Though the album does experience the unavoidable double-album flaw of having a potentially-fatiguing length, the quality across its entirety is remarkably consistent.  Even the inclusion of traditional material like "Lonesome Valley" (on which Coyne sings call-and-response with himself) and "Heaven in My View" succeeds because of Coyne's energy and inventive arrangements.  Similarly, more straight-ahead blues material like "Mummy" ("Way way way way WAYYYYYYYYYYY"), "Chicken Wing" and "Cheat Me" is engaging because of the band's interplay, musicianship and energy.  We even get a few heavier tracks like the dire "Eastbourne Ladies" and a sort of surrealist Bringing it All Back Home-era solo acoustic Bob Dylan/Roy Harper absurd diatribe against religion in "Dog Latin."  The latter is also a pretty good example of Coyne's unusual and idiosyncratic guitar style--big chords with a lot of dissonance, drone strings, but melodic riffing within the core of the noise. 

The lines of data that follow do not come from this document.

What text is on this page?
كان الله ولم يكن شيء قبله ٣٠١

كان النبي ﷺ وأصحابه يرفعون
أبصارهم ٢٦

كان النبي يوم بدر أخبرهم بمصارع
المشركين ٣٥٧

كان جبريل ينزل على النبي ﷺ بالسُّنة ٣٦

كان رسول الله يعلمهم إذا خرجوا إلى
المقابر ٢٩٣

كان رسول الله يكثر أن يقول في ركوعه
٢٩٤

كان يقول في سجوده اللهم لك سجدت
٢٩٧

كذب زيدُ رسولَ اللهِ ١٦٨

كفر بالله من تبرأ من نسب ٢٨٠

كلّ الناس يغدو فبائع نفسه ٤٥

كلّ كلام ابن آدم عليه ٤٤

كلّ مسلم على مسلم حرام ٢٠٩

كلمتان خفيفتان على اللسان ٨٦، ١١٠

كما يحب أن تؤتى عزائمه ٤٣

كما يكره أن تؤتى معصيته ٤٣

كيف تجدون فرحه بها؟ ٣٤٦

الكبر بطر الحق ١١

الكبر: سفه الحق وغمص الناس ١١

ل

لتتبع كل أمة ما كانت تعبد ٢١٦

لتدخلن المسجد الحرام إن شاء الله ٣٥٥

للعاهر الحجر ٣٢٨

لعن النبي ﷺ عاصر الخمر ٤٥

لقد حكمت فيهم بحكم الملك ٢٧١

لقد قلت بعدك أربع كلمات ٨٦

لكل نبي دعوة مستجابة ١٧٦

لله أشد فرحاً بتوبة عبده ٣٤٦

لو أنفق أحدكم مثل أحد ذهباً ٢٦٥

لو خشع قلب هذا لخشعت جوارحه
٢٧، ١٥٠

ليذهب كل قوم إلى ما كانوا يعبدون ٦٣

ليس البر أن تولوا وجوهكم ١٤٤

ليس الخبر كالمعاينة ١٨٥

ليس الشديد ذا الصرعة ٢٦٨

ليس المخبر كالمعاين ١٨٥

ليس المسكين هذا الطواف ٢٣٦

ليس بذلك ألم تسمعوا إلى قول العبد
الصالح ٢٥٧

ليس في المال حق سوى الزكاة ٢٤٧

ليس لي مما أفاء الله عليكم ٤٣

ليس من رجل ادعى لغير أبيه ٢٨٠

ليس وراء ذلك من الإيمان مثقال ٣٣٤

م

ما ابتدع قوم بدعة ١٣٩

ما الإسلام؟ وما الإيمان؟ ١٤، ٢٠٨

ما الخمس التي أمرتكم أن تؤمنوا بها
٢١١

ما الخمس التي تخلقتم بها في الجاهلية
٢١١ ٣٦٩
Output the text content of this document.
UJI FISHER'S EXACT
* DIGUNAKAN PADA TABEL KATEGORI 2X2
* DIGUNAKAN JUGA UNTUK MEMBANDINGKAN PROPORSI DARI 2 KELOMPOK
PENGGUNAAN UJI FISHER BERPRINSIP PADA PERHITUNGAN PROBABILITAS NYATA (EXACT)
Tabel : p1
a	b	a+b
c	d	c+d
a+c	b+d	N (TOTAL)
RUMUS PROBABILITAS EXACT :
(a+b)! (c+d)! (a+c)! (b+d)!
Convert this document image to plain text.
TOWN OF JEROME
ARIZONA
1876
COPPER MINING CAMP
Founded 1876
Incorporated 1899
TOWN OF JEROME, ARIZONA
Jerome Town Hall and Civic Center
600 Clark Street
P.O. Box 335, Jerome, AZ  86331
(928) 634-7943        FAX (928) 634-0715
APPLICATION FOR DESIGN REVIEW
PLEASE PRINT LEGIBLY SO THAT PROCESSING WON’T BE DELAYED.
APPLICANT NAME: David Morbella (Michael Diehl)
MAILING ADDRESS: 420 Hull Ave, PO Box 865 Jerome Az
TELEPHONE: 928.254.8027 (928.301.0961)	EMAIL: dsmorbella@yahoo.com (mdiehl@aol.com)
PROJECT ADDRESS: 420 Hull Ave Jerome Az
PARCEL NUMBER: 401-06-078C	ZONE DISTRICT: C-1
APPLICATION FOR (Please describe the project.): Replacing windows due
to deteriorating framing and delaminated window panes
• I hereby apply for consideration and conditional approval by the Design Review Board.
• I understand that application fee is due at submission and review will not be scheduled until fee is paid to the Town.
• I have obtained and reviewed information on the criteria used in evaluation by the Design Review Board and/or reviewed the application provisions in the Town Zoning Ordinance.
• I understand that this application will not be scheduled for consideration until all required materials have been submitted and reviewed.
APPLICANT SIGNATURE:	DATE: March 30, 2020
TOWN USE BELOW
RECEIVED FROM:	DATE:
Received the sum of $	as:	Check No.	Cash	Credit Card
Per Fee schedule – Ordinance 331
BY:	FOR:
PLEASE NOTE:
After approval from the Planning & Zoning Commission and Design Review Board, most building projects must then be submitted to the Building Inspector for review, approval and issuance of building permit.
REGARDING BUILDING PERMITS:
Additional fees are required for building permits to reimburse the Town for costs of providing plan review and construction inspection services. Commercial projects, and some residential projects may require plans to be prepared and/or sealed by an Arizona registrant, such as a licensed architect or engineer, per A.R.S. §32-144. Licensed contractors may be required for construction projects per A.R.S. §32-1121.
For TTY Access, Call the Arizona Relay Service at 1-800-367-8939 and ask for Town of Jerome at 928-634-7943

It probably goes without saying that Kevin Coyne's style is undeniably eccentric--there are enough incidences of sarcastic goofy drama and Coyne's vocals dipping or soaring into bizarre territories to mean that Marjory Razorblade will sound "weird" to most mainstream music fans, but anybody who enjoys music with a pinch of absurdity will probably find his personality fascinating.  Coyne's later career featured quite a few more surprisingly avant-garde tendencies and strange collaborations with other artists, but Marjory Razorblade remains his simultaneously creepy-but-accessible peak.